Courteau falls, his Ontario counterpart remains in the saddle

A week after the resignation of the commissioner of the Major Junior League of Quebec, Gilles Courteau, his Ontario counterpart, David Branch, of the Ontario Hockey League (OHL), remains well in the saddle. Experts see it as proof of the power of the Ontario league and the result of crisis management prior to the league’s pursuit.

David Branch commented little on the lawsuit, which claims that the country’s three junior leagues — located in Quebec, Ontario and Western Canada — maintained a culture of silence that masked a culture of violence. In an affidavit, in November 2021, one of the only times he has spoken on the case, the commissioner suggested that the initiations were due to “the behavior of attackers who acted individually and the behavior specific teams.

The comments, which Brock University sports management professor Taylor McKee calls “disappointing,” did not elicit a reaction from provincial politicians. However, according to the expert, “if he had given this answer in public, his case would be examined more closely”. “That’s the kind of response that allows for abuse,” he says. But David Branch instead continued his work, without being particularly challenged by Queen’s Park.

Ann Pegoraro, research chair in sports management at the University of Guelph, believes David Branch helped himself by commenting on Daniel Carcillo’s story as early as 2018, two years before he launched the lawsuit with two other ex-players. The commissioner then said that he had “dropped” the future complainant. This helped lighten the story in the province. But this one is not over, she said. “What has happened since? she asks herself.

Taylor McKee does not see how Queen’s Park can agree to ask the commissioner the question in a parliamentary committee, as the National Assembly did. Several Ontario MPs, he said, represent areas that have junior teams, the Ford government recently defended the league in another class action lawsuit, and David Branch is said to have won public sympathy for his sometimes progressive positions on player protection.

In a statement, Alan Sakach, spokesperson for Ontario Sport Minister Neil Lumsden, said he could not comment on a case that is currently before the court. But ministry officials are “exploring the possibility of creating an independent body that could receive and review allegations of abuse or mistreatment”.

Influential commissioner

David Branch has been at the helm of the OHL for 42 years, five years longer than Gilles Courteau.

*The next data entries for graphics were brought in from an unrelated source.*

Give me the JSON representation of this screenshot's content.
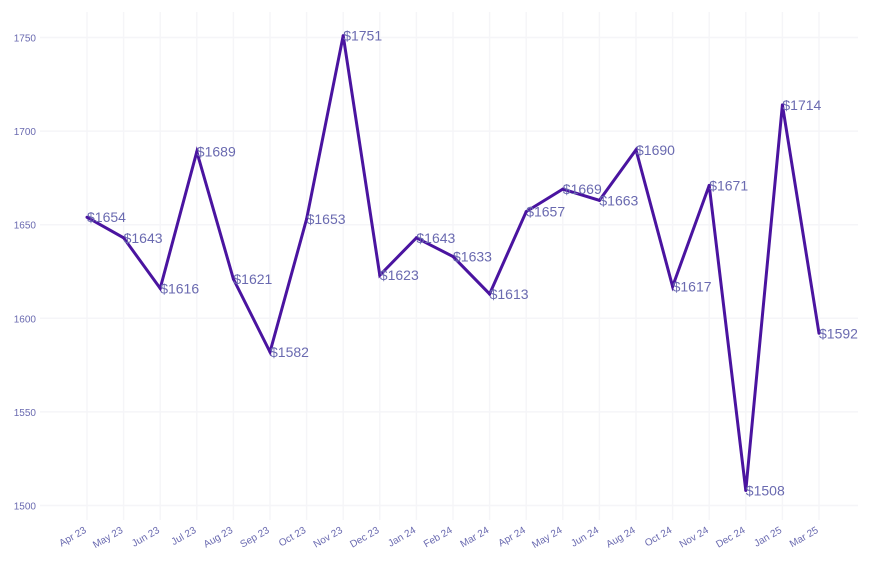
{
  "chart_data": {
    "type": "line",
    "title": "",
    "xlabel": "",
    "ylabel": "",
    "categories": [
      "Apr 23",
      "May 23",
      "Jun 23",
      "Jul 23",
      "Aug 23",
      "Sep 23",
      "Oct 23",
      "Nov 23",
      "Dec 23",
      "Jan 24",
      "Feb 24",
      "Mar 24",
      "Apr 24",
      "May 24",
      "Jun 24",
      "Aug 24",
      "Oct 24",
      "Nov 24",
      "Dec 24",
      "Jan 25",
      "Mar 25"
    ],
    "series": [
      {
        "values": [
          1654,
          1643,
          1616,
          1689,
          1621,
          1582,
          1653,
          1751,
          1623,
          1643,
          1633,
          1613,
          1657,
          1669,
          1663,
          1690,
          1617,
          1671,
          1508,
          1714,
          1592
        ],
        "data_labels": [
          "$1654",
          "$1643",
          "$1616",
          "$1689",
          "$1621",
          "$1582",
          "$1653",
          "$1751",
          "$1623",
          "$1643",
          "$1633",
          "$1613",
          "$1657",
          "$1669",
          "$1663",
          "$1690",
          "$1617",
          "$1671",
          "$1508",
          "$1714",
          "$1592"
        ]
      }
    ],
    "ylim": [
      1500,
      1755
    ],
    "yticks": [
      1500,
      1550,
      1600,
      1650,
      1700,
      1750
    ],
    "grid": true,
    "legend": "none",
    "colors": {
      "line": "#4a14a0",
      "labels": "#6a6ab0",
      "grid": "#f5f5f8"
    }
  }
}
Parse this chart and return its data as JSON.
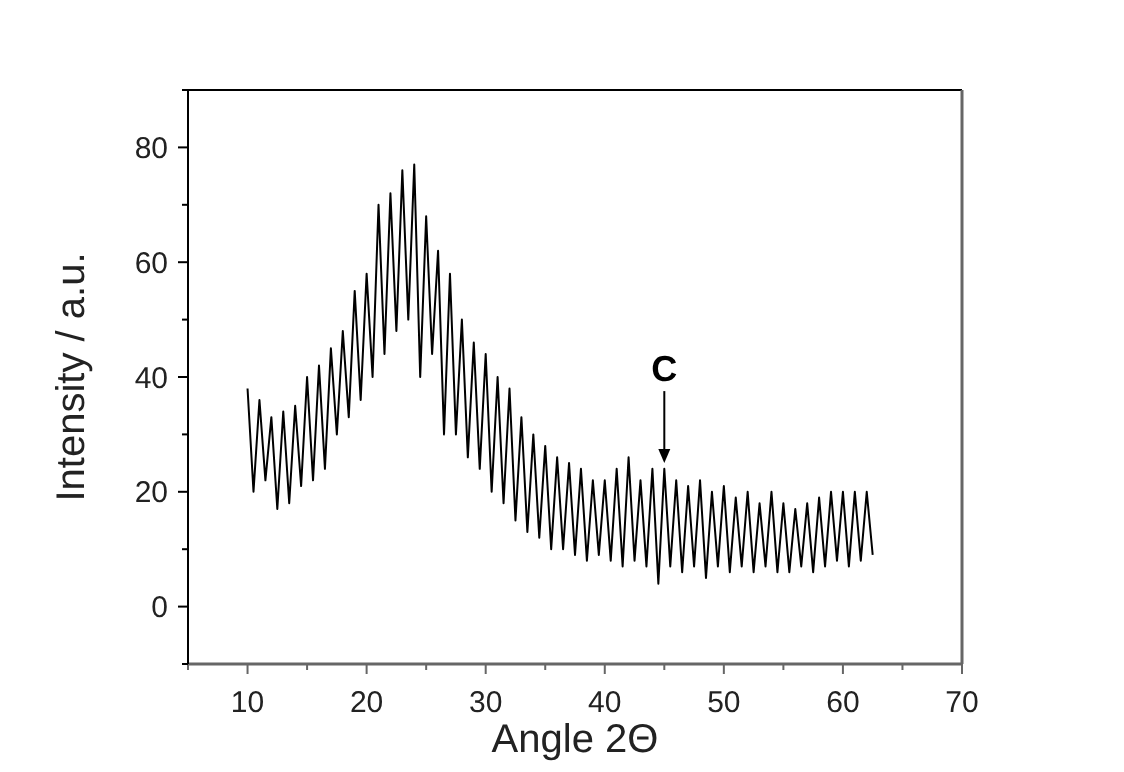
{
  "chart_data": {
    "type": "line",
    "xlabel": "Angle 2Θ",
    "ylabel": "Intensity / a.u.",
    "xlim": [
      5,
      70
    ],
    "ylim": [
      -10,
      90
    ],
    "xticks": [
      {
        "value": 5,
        "label": null
      },
      10,
      {
        "value": 15,
        "label": null
      },
      20,
      {
        "value": 25,
        "label": null
      },
      30,
      {
        "value": 35,
        "label": null
      },
      40,
      {
        "value": 45,
        "label": null
      },
      50,
      {
        "value": 55,
        "label": null
      },
      60,
      {
        "value": 65,
        "label": null
      },
      70
    ],
    "yticks": [
      {
        "value": -10,
        "label": null
      },
      0,
      {
        "value": 10,
        "label": null
      },
      20,
      {
        "value": 30,
        "label": null
      },
      40,
      {
        "value": 50,
        "label": null
      },
      60,
      {
        "value": 70,
        "label": null
      },
      80,
      {
        "value": 90,
        "label": null
      }
    ],
    "grid": false,
    "marker": "none",
    "line_style": "solid",
    "annotations": [
      {
        "text": "C",
        "x": 45,
        "y": 25
      }
    ],
    "series": [
      {
        "color": "#000000",
        "x": [
          10,
          10.5,
          11,
          11.5,
          12,
          12.5,
          13,
          13.5,
          14,
          14.5,
          15,
          15.5,
          16,
          16.5,
          17,
          17.5,
          18,
          18.5,
          19,
          19.5,
          20,
          20.5,
          21,
          21.5,
          22,
          22.5,
          23,
          23.5,
          24,
          24.5,
          25,
          25.5,
          26,
          26.5,
          27,
          27.5,
          28,
          28.5,
          29,
          29.5,
          30,
          30.5,
          31,
          31.5,
          32,
          32.5,
          33,
          33.5,
          34,
          34.5,
          35,
          35.5,
          36,
          36.5,
          37,
          37.5,
          38,
          38.5,
          39,
          39.5,
          40,
          40.5,
          41,
          41.5,
          42,
          42.5,
          43,
          43.5,
          44,
          44.5,
          45,
          45.5,
          46,
          46.5,
          47,
          47.5,
          48,
          48.5,
          49,
          49.5,
          50,
          50.5,
          51,
          51.5,
          52,
          52.5,
          53,
          53.5,
          54,
          54.5,
          55,
          55.5,
          56,
          56.5,
          57,
          57.5,
          58,
          58.5,
          59,
          59.5,
          60,
          60.5,
          61,
          61.5,
          62,
          62.5
        ],
        "values": [
          38,
          20,
          36,
          22,
          33,
          17,
          34,
          18,
          35,
          21,
          40,
          22,
          42,
          24,
          45,
          30,
          48,
          33,
          55,
          36,
          58,
          40,
          70,
          44,
          72,
          48,
          76,
          50,
          77,
          40,
          68,
          44,
          62,
          30,
          58,
          30,
          50,
          26,
          46,
          24,
          44,
          20,
          40,
          18,
          38,
          15,
          33,
          13,
          30,
          12,
          28,
          10,
          26,
          10,
          25,
          9,
          24,
          8,
          22,
          9,
          22,
          8,
          24,
          7,
          26,
          8,
          22,
          7,
          24,
          4,
          24,
          7,
          22,
          6,
          21,
          7,
          22,
          5,
          20,
          7,
          21,
          6,
          19,
          7,
          20,
          6,
          18,
          7,
          20,
          6,
          18,
          6,
          17,
          7,
          18,
          6,
          19,
          7,
          20,
          8,
          20,
          7,
          20,
          8,
          20,
          9
        ]
      }
    ]
  }
}
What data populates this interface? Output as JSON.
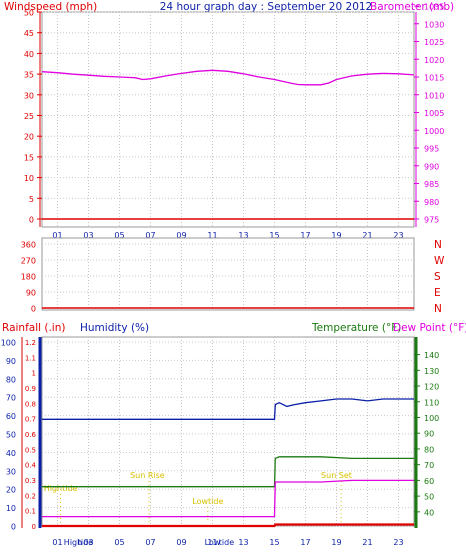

He was also president of the Canadian Hockey League (CHL) — the organization that oversees the three junior leagues in the country — from 1996 to 2019. “In 42 years, he probably made friends in several communities,” says Taylor McKee of Brock University. “He went through everything,” adds Professor Pegoraro.

This includes a lawsuit filed against the CHL in 2014 that sought to have players recognized that the players were in fact employees. The lawsuit was finally settled in May 2020, a month before the second lawsuit was launched. In the first, David Branch, who opposed this recognition, had the support of the province. The Ontario government, says Taylor McKee, may not want to lose an ally by putting it in the spotlight because of the incentives.

During his four decades in office, David Branch has also made progressive decisions on player safety, an approach that may earn him a more favorable opinion from the public, Taylor McKee thinks. In 2012, the OHL became the first major junior league in the country to limit players to 10 fights. In 2016, the cap rose to 3, while in Quebec it still stood at 10 fights, although the league hinted that fights would soon be banned.

A “mafia”

Laurel Walzak, director of the sports media program at Metropolitan University of Toronto, doesn’t understand why the Ontario government hasn’t intervened more in hockey issues recently. Last summer, the Toronto professor and 27 other academics sent a letter to the federal minister of sport, among others, asking Canadian politicians to do more about violence and sexual abuse in hockey.

“Children and young adults continue to experience violence,” says Laurel Walzak. It would be nice if the OHL came out and said, “We’re reforming a lot of things,” but we don’t see it. Do those in power in Ontario fear the power of sport? “I don’t know,” replies Laurel Walzak. But sport is influential, she continues. “Hockey, the way it’s governed, is like a mafia. It’s the stereotype of a mafia. »

This story is supported by the Local Journalism Initiative, funded by the Government of Canada.